Kelly handed me a tissue. It was only then that I realized I was crying.
“Thank you.” I blotted my eyes. “I wanted out, but not like that. It was supposed to be my loss … not my children’s loss. I’ve spent the last year figuring out who I am without Craig. And it’s not a shop owner. And when Bella leaves for college next fall, I’m going to feel a little less like a mom. I didn’t set out to have a relationship with Kael. If I’m honest, it was sex. Yes … out of wedlock, sinful sex. And it made me feel so many things. Each one in and of itself doesn’t matter. It was the simple fact that he made me feel. He made me question things I’ve never allowed myself to question because I was raised to not question. I was raised to read the Bible, go to church, and follow the rules obediently. And I did … for many years.”
Kelly rested her hand on one leg as Bethanne rested a hand on my other leg. It pulled more tears from my eyes, and their kindness made my heart bleed a little more.

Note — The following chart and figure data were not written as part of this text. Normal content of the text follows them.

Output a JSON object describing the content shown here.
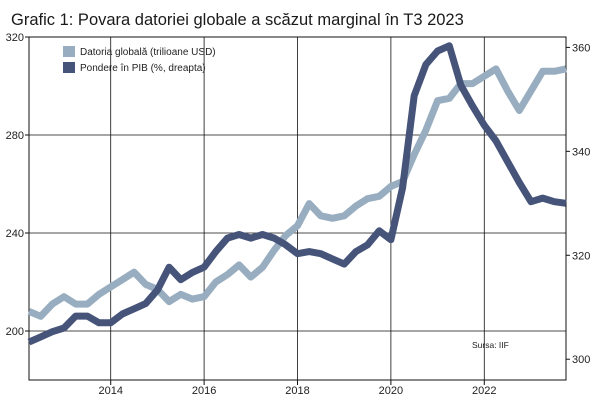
{
  "title": "Grafic 1: Povara datoriei globale a scăzut marginal în T3 2023",
  "source": "Sursa: IIF",
  "chart_data": {
    "type": "line",
    "x_ticks": [
      "2014",
      "2016",
      "2018",
      "2020",
      "2022"
    ],
    "y_left": {
      "ticks": [
        "200",
        "240",
        "280",
        "320"
      ],
      "range": [
        180,
        320
      ]
    },
    "y_right": {
      "ticks": [
        "300",
        "320",
        "340",
        "360"
      ],
      "range": [
        296,
        362
      ]
    },
    "x_range": [
      2012.25,
      2023.75
    ],
    "grid": true,
    "legend_position": "top-left",
    "series": [
      {
        "name": "Datoria globală (trilioane USD)",
        "axis": "left",
        "color": "#98aec0",
        "points": [
          [
            2012.25,
            208
          ],
          [
            2012.5,
            206
          ],
          [
            2012.75,
            211
          ],
          [
            2013.0,
            214
          ],
          [
            2013.25,
            211
          ],
          [
            2013.5,
            211
          ],
          [
            2013.75,
            215
          ],
          [
            2014.0,
            218
          ],
          [
            2014.25,
            221
          ],
          [
            2014.5,
            224
          ],
          [
            2014.75,
            219
          ],
          [
            2015.0,
            217
          ],
          [
            2015.25,
            212
          ],
          [
            2015.5,
            215
          ],
          [
            2015.75,
            213
          ],
          [
            2016.0,
            214
          ],
          [
            2016.25,
            220
          ],
          [
            2016.5,
            223
          ],
          [
            2016.75,
            227
          ],
          [
            2017.0,
            222
          ],
          [
            2017.25,
            226
          ],
          [
            2017.5,
            233
          ],
          [
            2017.75,
            239
          ],
          [
            2018.0,
            243
          ],
          [
            2018.25,
            252
          ],
          [
            2018.5,
            247
          ],
          [
            2018.75,
            246
          ],
          [
            2019.0,
            247
          ],
          [
            2019.25,
            251
          ],
          [
            2019.5,
            254
          ],
          [
            2019.75,
            255
          ],
          [
            2020.0,
            259
          ],
          [
            2020.25,
            261
          ],
          [
            2020.5,
            272
          ],
          [
            2020.75,
            282
          ],
          [
            2021.0,
            294
          ],
          [
            2021.25,
            295
          ],
          [
            2021.5,
            301
          ],
          [
            2021.75,
            301
          ],
          [
            2022.0,
            304
          ],
          [
            2022.25,
            307
          ],
          [
            2022.5,
            298
          ],
          [
            2022.75,
            290
          ],
          [
            2023.0,
            298
          ],
          [
            2023.25,
            306
          ],
          [
            2023.5,
            306
          ],
          [
            2023.75,
            307
          ]
        ]
      },
      {
        "name": "Pondere în PIB (%, dreapta)",
        "axis": "right",
        "color": "#46547a",
        "points": [
          [
            2012.25,
            303.3
          ],
          [
            2012.5,
            304.3
          ],
          [
            2012.75,
            305.3
          ],
          [
            2013.0,
            306.0
          ],
          [
            2013.25,
            308.3
          ],
          [
            2013.5,
            308.3
          ],
          [
            2013.75,
            307.0
          ],
          [
            2014.0,
            307.0
          ],
          [
            2014.25,
            308.7
          ],
          [
            2014.5,
            309.7
          ],
          [
            2014.75,
            310.7
          ],
          [
            2015.0,
            313.3
          ],
          [
            2015.25,
            317.7
          ],
          [
            2015.5,
            315.3
          ],
          [
            2015.75,
            316.7
          ],
          [
            2016.0,
            317.7
          ],
          [
            2016.25,
            320.7
          ],
          [
            2016.5,
            323.3
          ],
          [
            2016.75,
            324.0
          ],
          [
            2017.0,
            323.3
          ],
          [
            2017.25,
            324.0
          ],
          [
            2017.5,
            323.3
          ],
          [
            2017.75,
            322.0
          ],
          [
            2018.0,
            320.3
          ],
          [
            2018.25,
            320.7
          ],
          [
            2018.5,
            320.3
          ],
          [
            2018.75,
            319.3
          ],
          [
            2019.0,
            318.3
          ],
          [
            2019.25,
            320.7
          ],
          [
            2019.5,
            322.0
          ],
          [
            2019.75,
            324.7
          ],
          [
            2020.0,
            323.0
          ],
          [
            2020.25,
            333.0
          ],
          [
            2020.5,
            350.7
          ],
          [
            2020.75,
            356.7
          ],
          [
            2021.0,
            359.3
          ],
          [
            2021.25,
            360.3
          ],
          [
            2021.5,
            352.7
          ],
          [
            2021.75,
            348.7
          ],
          [
            2022.0,
            345.0
          ],
          [
            2022.25,
            342.0
          ],
          [
            2022.5,
            338.0
          ],
          [
            2022.75,
            334.0
          ],
          [
            2023.0,
            330.3
          ],
          [
            2023.25,
            331.0
          ],
          [
            2023.5,
            330.3
          ],
          [
            2023.75,
            330.0
          ]
        ]
      }
    ]
  }
}
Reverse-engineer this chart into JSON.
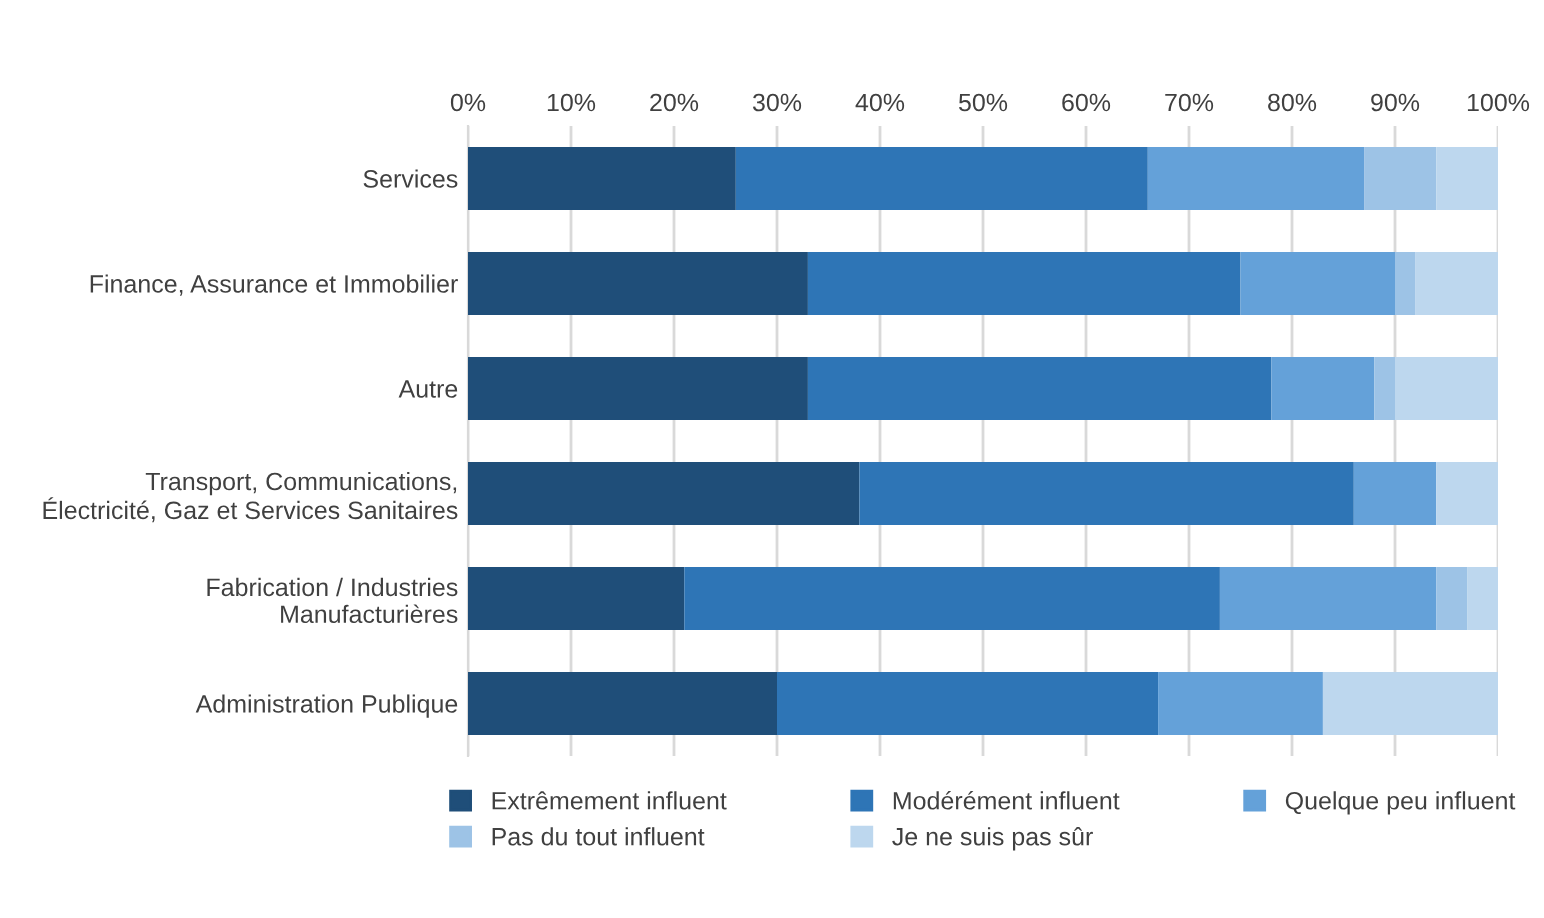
{
  "chart_data": {
    "type": "bar",
    "orientation": "horizontal",
    "stacked": true,
    "categories": [
      "Services",
      "Finance, Assurance et Immobilier",
      "Autre",
      "Transport, Communications,\nÉlectricité, Gaz et Services Sanitaires",
      "Fabrication / Industries\nManufacturières",
      "Administration Publique"
    ],
    "series": [
      {
        "name": "Extrêmement influent",
        "color": "#1f4e79",
        "values": [
          26,
          33,
          33,
          38,
          21,
          30
        ]
      },
      {
        "name": "Modérément influent",
        "color": "#2e75b6",
        "values": [
          40,
          42,
          45,
          48,
          52,
          37
        ]
      },
      {
        "name": "Quelque peu influent",
        "color": "#64a1d9",
        "values": [
          21,
          15,
          10,
          8,
          21,
          16
        ]
      },
      {
        "name": "Pas du tout influent",
        "color": "#9dc3e6",
        "values": [
          7,
          2,
          2,
          0,
          3,
          0
        ]
      },
      {
        "name": "Je ne suis pas sûr",
        "color": "#bdd7ee",
        "values": [
          6,
          8,
          10,
          6,
          3,
          17
        ]
      }
    ],
    "xlim": [
      0,
      100
    ],
    "xticks": [
      {
        "value": 0,
        "label": "0%"
      },
      {
        "value": 10,
        "label": "10%"
      },
      {
        "value": 20,
        "label": "20%"
      },
      {
        "value": 30,
        "label": "30%"
      },
      {
        "value": 40,
        "label": "40%"
      },
      {
        "value": 50,
        "label": "50%"
      },
      {
        "value": 60,
        "label": "60%"
      },
      {
        "value": 70,
        "label": "70%"
      },
      {
        "value": 80,
        "label": "80%"
      },
      {
        "value": 90,
        "label": "90%"
      },
      {
        "value": 100,
        "label": "100%"
      }
    ],
    "grid": "x",
    "legend": "bottom"
  }
}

“So I need to step back and find my way, allow myself to really see things and not blindly follow. Because … it didn’t feel wrong. Being with a man who wasn’t my husband … it didn’t feel wrong. And I don’t know if I’ll ever want to have a husband again, but I want companionship. I want intimacy. As immature and elementary as it sounds … I do wonder why something that feels good on so many levels has so many rules. If it’s consensual … why is it wrong?”
“Well, the Bible says—”
I held my hand up to stop Rhonda’s interruption. “It was a rhetorical question. I know what the Bible says. I’ve read every single word in it. And I can interpret it to support whatever makes me feel good about my life. I mean … that’s why there are so many different takes and beliefs about God. Right? No one can prove there is a God. It’s faith. So I’m going to have a little faith that God gave me a brain to think, a heart to feel, and a conscience to do the right thing in a world where we don’t always know what that is. We are told to love one another. We are told to not judge. So I hope you can WWJD that when I walk out that door.”
I stood. “I miss him … Craig. The world was a better place with him in it. And I could have shared a million things I loved dearly about him. I could have convinced myself and everyone else that he was perfect and he was everything. But that would have been a lie. He wasn’t perfect, and he was a lot of things, but not everything. And to heal, I needed to let go of the things I didn’t like about him. And you—willingly or maybe not so willingly—let me do that. So … thank you for letting me be a part of your lives—your successes, your failures, your grief, and your realest moments. You are loved by me—unconditionally. I will always show you grace. I will always be a friend if you need one.”
A few of the other women shed tears with me as well. Not Rhonda. And not Tillie. That was okay. As mixed up as my emotions and feelings about life were in the moment, I knew one thing for sure—no two people shared the same journey. I wasn’t necessarily in a better place, just a different one.When I arrived home with groceries for Christmas with my kids, everyone’s car was parked in the driveway or on the street—just my kids and my parents, who Bella picked up from the airport two hours south of Epperly.